Enviado por Rafael Lira.

Autor desconhecido.

sábado 10 julho 2010 00:35 , em RH


Tipos de Shopping Centers

Blog de rubensornelas :Rubens Ornelas, Tipos de Shopping Centers

A Abrasce definiu vários tipos de Shoppings classificando-os da seguinte maneira:

  1. VIZINHANÇA - reúne lojas de conveniência e tem como âncora o supermercado, variando a sua área entre 3 mil m2 e 15 mil m2.
  2. COMUNITÁRIO - venda de mercadorias em geral, com uma área entre 10 mil m2 e 35 mil m2.
  3. REGIONAL - mercadorias em geral, dispondo de uma área de 40 mil m2 a 80 mil m2. Pelo seu porte só é viavel nas grandes cidades e para um público consumidor das classes A e B.
  4. ESPECIALIZADO - composto por lojas especializadas com áreas que variam entre 8 mil m2 e 25 mil m2, direcionado para as clases A e B.
  5. OUTLET CENTER - constituído por lojas de fábricas e off-price, dispondo de áreas que variam de 5 mil m2 a 40 mil m2, possuindo como âncora grandes lojas de fábricas.
  6. POWER CENTER - reúne um conjunto de lojas âncoras normalmente constituídas por category killers, lojas de departamentos ou de desconto ou off-price e com reduzido número de lojas satélites, ocupando áreas entre 8 mil m2 e 25 mil m2.
  7. DISCOUNT CENTER - composto normalmente por lojas que trabalham com grandes volumes de produtos vendidos a preços reduzidos com áreas entre 8 mil m2 e 25 mil m2.
  8. FESTIVAL MALL - comporta somente lojas dedicadas ao lazer, à cultura e restaurantes em em áreas de 8 mil m2 a 25 mil m2 e é dirigido às classes A e B nas grandes cidades.

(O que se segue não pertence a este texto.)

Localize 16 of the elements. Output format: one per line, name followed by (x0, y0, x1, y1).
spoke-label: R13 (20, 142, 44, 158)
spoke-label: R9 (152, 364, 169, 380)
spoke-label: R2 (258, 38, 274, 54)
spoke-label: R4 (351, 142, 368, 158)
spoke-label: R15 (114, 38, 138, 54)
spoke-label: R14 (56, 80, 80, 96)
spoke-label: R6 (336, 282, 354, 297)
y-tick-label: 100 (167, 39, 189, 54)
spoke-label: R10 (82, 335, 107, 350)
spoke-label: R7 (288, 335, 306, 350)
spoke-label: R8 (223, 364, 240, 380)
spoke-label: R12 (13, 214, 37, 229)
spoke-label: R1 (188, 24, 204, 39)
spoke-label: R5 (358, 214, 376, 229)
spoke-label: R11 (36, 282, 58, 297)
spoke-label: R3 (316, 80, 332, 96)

Fonte: Revista Brasileira de Administração, Jan/Fev 2010

quarta 19 maio 2010 02:04 , em Marketing


A caneta sem tinta na gestão empresarial

Blog de rubensornelas :Rubens Ornelas, A caneta sem tinta na gestão empresarial

Os modelos de Gestão Empresarial São OS Mais Diversos, centralizados encontramos, descentralizados, participativos, participativos Não, ditatoriais, Democráticos, tolerantes, intolerantes, espelhando Uma cultura da Empresa e Perfil dos Principais e OU principal do Dirigente.

O modelo PoDE Ser Responsável Por Períodos de instabilidade nd Manutenção de talentos, enfrentado Uma Empresa hum alto turno Não ver Quadro de Funcionarios.

Vamos abençoar oferecendo vagas em anuncios ALGUMAS Indicações da cultura da Empresa, acostumados Como Trabalhar UM soluço Pressão, Grupos Capacidade de liderar, o Independência n º Tomar Decisões, enfim Uma Lista variada Bem E, softwares Antigos Mas Que diga Preparado Parágrafo lidar com frustrações. Um dos Aspectos Mais Difíceis de se Administrar e Gestão com tinta sem caneta.

QUANDO UM Talentoso e Experiente profissional contratado É UM Liberdade de ação é teórica, Uma limitação Tão Será constatada QUANDO efetivas e Medidas de Impacto Ser Tomadas precisarem.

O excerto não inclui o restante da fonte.